Mafiosi dürfen in Rheinland-Pfalz bleiben

Kostenpflichtiger Inhalt: Gründe für Ausweisung lägen nicht vor : Mafiosi dürfen in Rheinland-Pfalz bleiben

Die CDU kritisiert den laschen Umgang mit der italienischen Verbrecherorganisation.
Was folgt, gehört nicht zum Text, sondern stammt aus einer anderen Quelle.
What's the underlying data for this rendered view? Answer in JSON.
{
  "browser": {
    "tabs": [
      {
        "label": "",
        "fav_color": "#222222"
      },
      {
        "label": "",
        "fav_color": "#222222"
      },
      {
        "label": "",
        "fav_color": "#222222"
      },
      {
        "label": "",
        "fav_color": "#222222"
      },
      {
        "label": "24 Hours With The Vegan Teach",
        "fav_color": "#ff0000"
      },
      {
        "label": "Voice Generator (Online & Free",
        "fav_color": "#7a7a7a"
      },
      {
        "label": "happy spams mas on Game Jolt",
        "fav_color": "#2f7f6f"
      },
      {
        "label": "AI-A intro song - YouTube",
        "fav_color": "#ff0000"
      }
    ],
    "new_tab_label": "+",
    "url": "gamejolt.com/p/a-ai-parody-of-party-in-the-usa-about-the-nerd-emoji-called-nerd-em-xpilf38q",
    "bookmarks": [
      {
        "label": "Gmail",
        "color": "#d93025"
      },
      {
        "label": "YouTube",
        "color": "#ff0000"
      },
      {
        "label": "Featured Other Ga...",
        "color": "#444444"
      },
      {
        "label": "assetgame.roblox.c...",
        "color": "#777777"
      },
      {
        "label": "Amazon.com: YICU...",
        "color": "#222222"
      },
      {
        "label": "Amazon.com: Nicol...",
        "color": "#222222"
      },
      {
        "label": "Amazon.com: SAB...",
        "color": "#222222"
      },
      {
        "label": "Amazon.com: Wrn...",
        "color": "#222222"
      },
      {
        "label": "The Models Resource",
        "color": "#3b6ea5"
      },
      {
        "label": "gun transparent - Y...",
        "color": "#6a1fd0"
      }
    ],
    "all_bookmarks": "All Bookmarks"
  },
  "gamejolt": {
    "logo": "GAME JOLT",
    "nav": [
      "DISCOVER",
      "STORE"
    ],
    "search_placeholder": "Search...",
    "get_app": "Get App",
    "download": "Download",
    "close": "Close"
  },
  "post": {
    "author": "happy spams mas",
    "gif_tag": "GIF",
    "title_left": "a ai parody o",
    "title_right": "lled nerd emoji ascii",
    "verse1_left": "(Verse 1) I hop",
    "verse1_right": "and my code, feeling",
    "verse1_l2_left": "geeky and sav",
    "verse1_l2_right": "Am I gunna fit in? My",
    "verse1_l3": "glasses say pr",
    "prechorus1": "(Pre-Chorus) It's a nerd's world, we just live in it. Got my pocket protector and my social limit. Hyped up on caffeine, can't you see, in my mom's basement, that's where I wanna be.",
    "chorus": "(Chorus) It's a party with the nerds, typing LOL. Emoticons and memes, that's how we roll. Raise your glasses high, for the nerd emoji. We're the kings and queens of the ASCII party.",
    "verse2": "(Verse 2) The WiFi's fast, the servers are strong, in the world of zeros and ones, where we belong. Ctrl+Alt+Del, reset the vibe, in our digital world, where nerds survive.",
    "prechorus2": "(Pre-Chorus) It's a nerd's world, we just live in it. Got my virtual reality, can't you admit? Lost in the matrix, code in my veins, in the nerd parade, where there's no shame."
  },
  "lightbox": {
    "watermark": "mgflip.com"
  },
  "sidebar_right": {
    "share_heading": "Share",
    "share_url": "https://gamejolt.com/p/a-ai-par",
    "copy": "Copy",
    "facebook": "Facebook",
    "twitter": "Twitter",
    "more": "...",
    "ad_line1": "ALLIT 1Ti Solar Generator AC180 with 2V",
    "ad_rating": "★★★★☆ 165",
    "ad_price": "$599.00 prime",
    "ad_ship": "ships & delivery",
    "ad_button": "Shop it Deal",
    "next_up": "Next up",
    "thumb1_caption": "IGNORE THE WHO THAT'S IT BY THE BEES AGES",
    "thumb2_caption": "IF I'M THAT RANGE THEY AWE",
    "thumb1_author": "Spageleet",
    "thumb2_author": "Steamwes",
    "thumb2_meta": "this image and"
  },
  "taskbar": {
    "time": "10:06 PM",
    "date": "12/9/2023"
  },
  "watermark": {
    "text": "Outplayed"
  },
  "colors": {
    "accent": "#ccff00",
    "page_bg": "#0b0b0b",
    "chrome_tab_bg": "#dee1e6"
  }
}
Der CDU-Innenexperte Matthias Lammert wirft der Mainzer Landesregierung vor, zu wenig gegen in Rheinland-Pfalz lebende Angehörige der italienischen Mafia zu unternehmen. So könne man nicht mit Kriminellen umgehen, sagte der Landtagsabgeordnete unserer Zeitung. Identifizierte Mafiosi müssten ausgewiesen oder von der Polizei überwacht werden.

Das Landeskriminalamt ordnete zuletzt 27 in Rheinland-Pfalz lebende Italiener der Mafia zu. Auch in den beiden Eifelkreisen sollen Mitglieder der Verbrecherorganisation leben, teilte das Innenministerium mit, ohne allerdings konkrete Zahlen zu nennen (wir berichteten). Die Behörden vor Ort zeigten sich auf TV-Anfrage überrascht. Die Stadt Trier und die Kreise Trier-Saarburg sowie Bernkastel-Wittlich sind in der Auflistung nicht aufgeführt.

Strafrechtliche Erkenntnisse gibt es laut Ministerium nur zu einigen dieser Mafiosi, keiner von ihnen sei in Haft oder untergetaucht. Die bloße Mitgliedschaft in der Mafia reiche noch nicht aus, um die Betreffenden auszuweisen, sagte seinerzeit Innen-Staatssekretär Randolf Stich. Eine Aussage, der sich in einer unserer Zeitung vorliegenden neuerlichen Antwort auch Integrations-Staatssekretärin Christiane Rohleder anschließt.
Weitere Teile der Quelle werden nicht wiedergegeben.